15 November - 22 December, 2007
Bellwether Gallery - 134 Tenth Ave, New York NY
The way in which an artist chooses to depict their subject usually says as much about a subject as the subject itself. Jansson Stegner’s recent exhibition at Bellwether is indicative of this statement. Stegner’s subjects, police officers, are portrayed in a mannerist style, lounging in ideal naturalistic settings.
That mannerism is one of the first notable features of this work, and its historical pedigree lends his paintings their conceptual heft. The sixteenth century mannerist period dovetails nicely with the current state of the art world in the midst of high American imperialism — the printing press revolutionized media, commerce was expanding on a global scale, and the changing religious environment led to political and cultural strife. Art was changing too; the classical canon was abandoned, and artists began to stress intentional distortions. Arguably, we face a similar situation today in which the modernist canon has been abandoned for post-modern deconstructions.

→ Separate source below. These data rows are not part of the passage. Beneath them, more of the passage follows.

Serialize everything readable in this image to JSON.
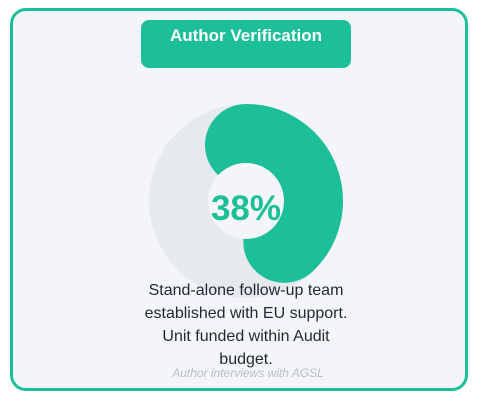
{
  "title": "Author Verification",
  "chart_data": {
    "type": "gauge",
    "value": 38,
    "max": 100,
    "label": "38%",
    "track_color": "#e6e9ed",
    "fill_color": "#1dbf98"
  },
  "description": "Stand-alone follow-up team established with EU support. Unit funded within Audit budget.",
  "footnote": "Author interviews with AGSL"
}
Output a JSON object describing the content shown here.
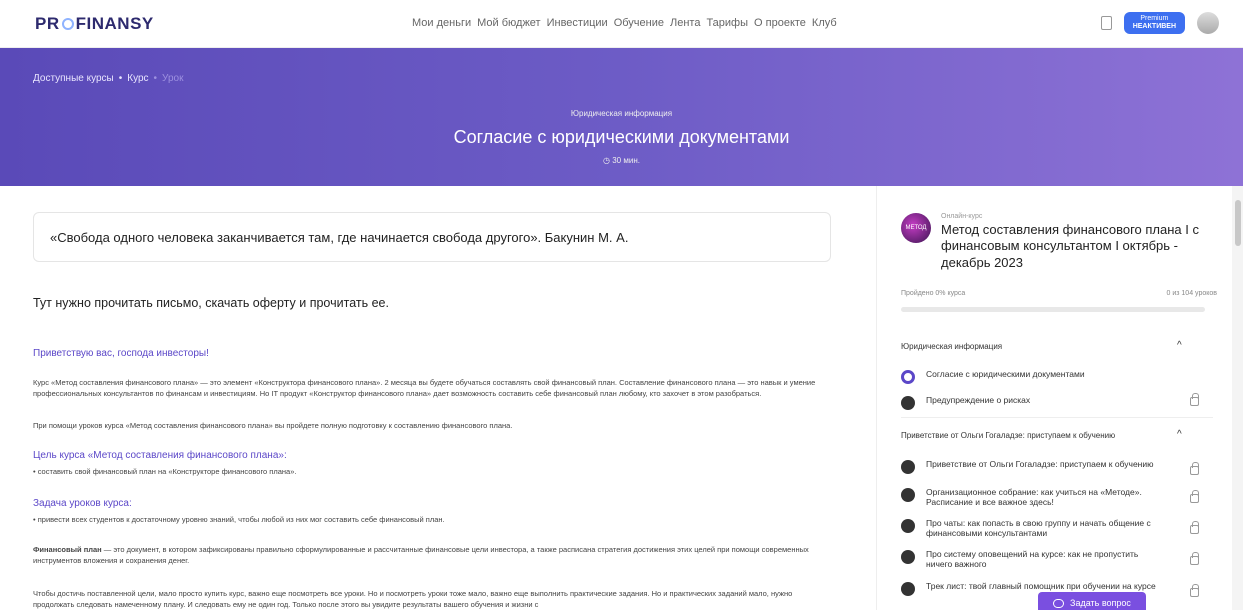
{
  "header": {
    "logo_pre": "PR",
    "logo_post": "FINANSY",
    "nav": [
      "Мои деньги",
      "Мой бюджет",
      "Инвестиции",
      "Обучение",
      "Лента",
      "Тарифы",
      "О проекте",
      "Клуб"
    ],
    "premium_line1": "Premium",
    "premium_line2": "НЕАКТИВЕН"
  },
  "hero": {
    "breadcrumbs": [
      "Доступные курсы",
      "•",
      "Курс",
      "•",
      "Урок"
    ],
    "category": "Юридическая информация",
    "title": "Согласие с юридическими документами",
    "duration": "30 мин."
  },
  "content": {
    "quote": "«Свобода одного человека заканчивается там, где начинается свобода другого». Бакунин М. А.",
    "lead": "Тут нужно прочитать письмо, скачать оферту и прочитать ее.",
    "greeting": "Приветствую вас, господа инвесторы!",
    "para1": "Курс «Метод составления финансового плана» — это элемент «Конструктора финансового плана». 2 месяца вы будете обучаться составлять свой финансовый план. Составление финансового плана — это навык и умение профессиональных консультантов по финансам и инвестициям. Но IT продукт «Конструктор финансового плана» дает возможность составить себе финансовый план любому, кто захочет в этом разобраться.",
    "para2": "При помощи уроков курса «Метод составления финансового плана» вы пройдете полную подготовку к составлению финансового плана.",
    "goal_title": "Цель курса «Метод составления финансового плана»:",
    "goal_item": "составить свой финансовый план на «Конструкторе финансового плана».",
    "task_title": "Задача уроков курса:",
    "task_item": "привести всех студентов к достаточному уровню знаний, чтобы любой из них мог составить себе финансовый план.",
    "fin_bold": "Финансовый план",
    "fin_rest": " — это документ, в котором зафиксированы правильно сформулированные и рассчитанные финансовые цели инвестора, а также расписана стратегия достижения этих целей при помощи современных инструментов вложения и сохранения денег.",
    "para_last": "Чтобы достичь поставленной цели, мало просто купить курс, важно еще посмотреть все уроки. Но и посмотреть уроки тоже мало, важно еще выполнить практические задания. Но и практических заданий мало, нужно продолжать следовать намеченному плану. И следовать ему не один год. Только после этого вы увидите результаты вашего обучения и жизни с"
  },
  "sidebar": {
    "course_logo_text": "МЕТОД",
    "course_type": "Онлайн-курс",
    "course_title": "Метод составления финансового плана I с финансовым консультантом I октябрь - декабрь 2023",
    "progress_label": "Пройдено 0% курса",
    "progress_count": "0 из 104 уроков",
    "progress_value": 0,
    "section1": "Юридическая информация",
    "section1_lessons": [
      "Согласие с юридическими документами",
      "Предупреждение о рисках"
    ],
    "section2": "Приветствие от Ольги Гогаладзе: приступаем к обучению",
    "section2_lessons": [
      "Приветствие от Ольги Гогаладзе: приступаем к обучению",
      "Организационное собрание: как учиться на «Методе». Расписание и все важное здесь!",
      "Про чаты: как попасть в свою группу и начать общение с финансовыми консультантами",
      "Про систему оповещений на курсе: как не пропустить ничего важного",
      "Трек лист: твой главный помощник при обучении на курсе"
    ],
    "chevron": "^"
  },
  "ask_button": "Задать вопрос",
  "colors": {
    "accent": "#5b47c8",
    "button": "#7a4fe0"
  }
}
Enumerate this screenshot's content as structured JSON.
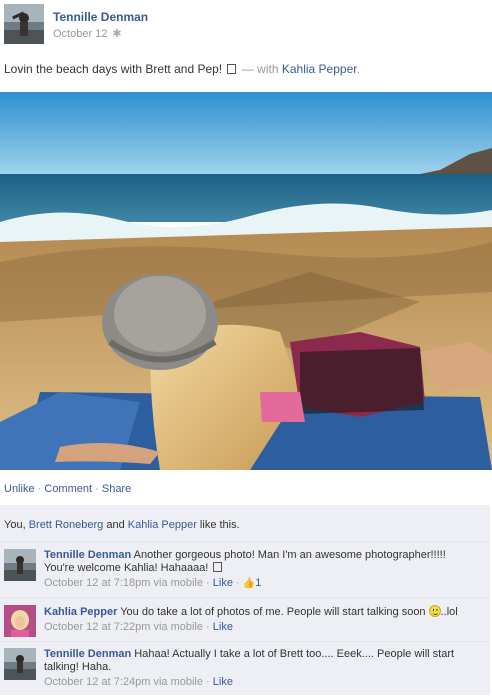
{
  "post": {
    "author": "Tennille Denman",
    "date": "October 12",
    "message_text": "Lovin the beach days with Brett and Pep!",
    "message_dash": "—",
    "message_with": "with",
    "tagged_person": "Kahlia Pepper",
    "tagged_end": "."
  },
  "actions": {
    "unlike": "Unlike",
    "sep1": "·",
    "comment": "Comment",
    "sep2": "·",
    "share": "Share"
  },
  "likes": {
    "prefix": "You, ",
    "person1": "Brett Roneberg",
    "mid": " and ",
    "person2": "Kahlia Pepper",
    "suffix": " like this."
  },
  "comments": [
    {
      "author": "Tennille Denman",
      "text_line1": "Another gorgeous photo! Man I'm an awesome photographer!!!!!",
      "text_line2": "You're welcome Kahlia! Hahaaaa!",
      "time": "October 12 at 7:18pm via mobile",
      "dot": "·",
      "like": "Like",
      "dot2": "·",
      "like_count": "1"
    },
    {
      "author": "Kahlia Pepper",
      "text": "You do take a lot of photos of me. People will start talking soon",
      "text_end": "..lol",
      "time": "October 12 at 7:22pm via mobile",
      "dot": "·",
      "like": "Like"
    },
    {
      "author": "Tennille Denman",
      "text": "Hahaa! Actually I take a lot of Brett too.... Eeek.... People will start talking! Haha.",
      "time": "October 12 at 7:24pm via mobile",
      "dot": "·",
      "like": "Like"
    }
  ],
  "colors": {
    "link": "#3b5998",
    "muted": "#999999",
    "feedback_bg": "#edeff4"
  },
  "icons": [
    "gear-icon",
    "emoji-box-icon",
    "thumbs-up-icon",
    "smiley-icon"
  ]
}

Obviously Stegner is not the first to revisit this form; the figure of John Currin hangs over this exhibition with an uncanny sense of déjà vu. Both Currin and Stegner appropriate the formal devices of mannerism to point to the decadent state of art and culture. Whereas Currin makes a more ambiguous gesture towards the lifestyles of a carefree and privileged bourgeois, Stegner is much more politically explicit, choosing the police as his subject. His figures — like that of the young woman in Let Your Loveliness Fade As It Will, who stands contrapposto tying her long blond hair in a pony tail — are tender, seductive portraits of a vulnerable power.
In his last solo exhibition at Mike Weiss Gallery, Stegner portrayed his subjects, also dressed in police uniforms, in a variety of violent and taboo situations, such as a reckless motorcycle accident and a casual woodland orgy. His brushwork had a charming awkwardness, depicting just enough information to direct the viewer towards the broad outlines but leaving them to fill in the gruesome details. Those paintings had a sense of urgency, a personal involvement with a disordered and complex state in which his figures struggled.
This show leaves behind that expressive brushwork and personal touch, and moves towards a more aloof statement. Stegner’s brush no longer seems to battle with his characters, but historicizes them with a sense of psychological detachment. Throughout the show, Stegner maintains a singular format, his hot cops lounge idyllically, alone, their gaze averted and introspective. These figures betray their humanity and our self-recognition. Looking at these pictures might feel like looking at a display case in the Museum of Natural History: the animal has been stilled in a pose that only mimics the life it once had.